Do Mastercard rules apply to AI-generated adult content?
Yes. The current rules apply to content a provider can upload or generate, so AI-generated and synthetic adult content is covered by the same consent, age verification, and review requirements as filmed content. If a real person's likeness informs the output, the consent and verification obligations attach to that person.
What is MCC 5967 and do I need to register?
MCC 5967, Direct Marketing, Inbound Telemarketing, is the merchant category code used for card-not-present adult content. If you process adult content payments, your acquirer must register you under the Specialty Merchant Registration Program before you process your first transaction. It is not optional.
What is the current VAMP threshold for adult merchants?
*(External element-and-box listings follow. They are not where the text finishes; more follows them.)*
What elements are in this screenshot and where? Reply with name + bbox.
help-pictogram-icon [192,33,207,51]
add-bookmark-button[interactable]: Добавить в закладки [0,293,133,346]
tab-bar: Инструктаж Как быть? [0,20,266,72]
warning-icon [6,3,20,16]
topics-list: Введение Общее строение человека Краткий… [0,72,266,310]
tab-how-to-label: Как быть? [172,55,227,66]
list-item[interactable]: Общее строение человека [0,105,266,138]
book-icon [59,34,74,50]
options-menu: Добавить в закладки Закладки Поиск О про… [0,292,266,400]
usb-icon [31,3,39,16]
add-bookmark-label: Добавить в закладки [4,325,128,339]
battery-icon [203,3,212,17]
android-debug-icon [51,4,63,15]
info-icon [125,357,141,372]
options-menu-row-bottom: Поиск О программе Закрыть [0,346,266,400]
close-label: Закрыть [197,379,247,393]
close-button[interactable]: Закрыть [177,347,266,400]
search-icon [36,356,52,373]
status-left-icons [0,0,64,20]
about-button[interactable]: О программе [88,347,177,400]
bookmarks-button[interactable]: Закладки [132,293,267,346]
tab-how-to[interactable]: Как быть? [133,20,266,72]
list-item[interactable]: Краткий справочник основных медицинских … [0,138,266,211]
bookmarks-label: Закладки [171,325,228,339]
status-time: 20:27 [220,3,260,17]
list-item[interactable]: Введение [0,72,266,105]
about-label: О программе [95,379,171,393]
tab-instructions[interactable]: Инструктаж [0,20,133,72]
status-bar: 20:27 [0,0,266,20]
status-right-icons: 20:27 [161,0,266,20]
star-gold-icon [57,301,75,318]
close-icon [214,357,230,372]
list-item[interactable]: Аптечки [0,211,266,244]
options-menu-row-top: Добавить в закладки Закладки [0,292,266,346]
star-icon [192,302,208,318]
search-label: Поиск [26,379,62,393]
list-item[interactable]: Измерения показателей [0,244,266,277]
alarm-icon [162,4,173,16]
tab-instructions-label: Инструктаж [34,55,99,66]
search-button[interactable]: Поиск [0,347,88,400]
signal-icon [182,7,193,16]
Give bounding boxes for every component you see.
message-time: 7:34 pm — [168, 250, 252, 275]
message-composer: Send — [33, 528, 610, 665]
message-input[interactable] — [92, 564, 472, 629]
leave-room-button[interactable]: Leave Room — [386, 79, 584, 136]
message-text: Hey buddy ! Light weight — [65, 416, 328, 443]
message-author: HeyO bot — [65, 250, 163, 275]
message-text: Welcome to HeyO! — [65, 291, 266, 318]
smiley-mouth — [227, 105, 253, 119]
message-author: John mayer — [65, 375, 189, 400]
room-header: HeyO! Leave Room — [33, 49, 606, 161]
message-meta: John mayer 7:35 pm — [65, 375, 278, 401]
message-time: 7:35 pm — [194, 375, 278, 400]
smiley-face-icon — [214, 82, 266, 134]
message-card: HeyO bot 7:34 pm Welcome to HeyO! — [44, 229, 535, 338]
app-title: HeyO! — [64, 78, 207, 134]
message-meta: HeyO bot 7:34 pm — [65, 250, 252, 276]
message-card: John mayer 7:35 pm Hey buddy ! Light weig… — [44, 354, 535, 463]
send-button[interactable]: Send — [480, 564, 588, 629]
Visa's merchant VAMP ratio threshold was 1.5% from April 2025 and drops to 0.9% in January 2026. For adult portfolios, which tend to run higher dispute volume, that tightening matters. Keeping disputes and fraud under control is now a card-network compliance issue, not just a cost.
What happens if my acquirer requests a compliance review?
Respond quickly and with documentation. A review is usually a request to show your registration, your 2257 records, your consent and ID files, your complaint process, and your monthly reports. Under MMP, your acquirer may also ask to see gated content. Treat it as routine and answer in full; ignoring it is what escalates to fines or termination.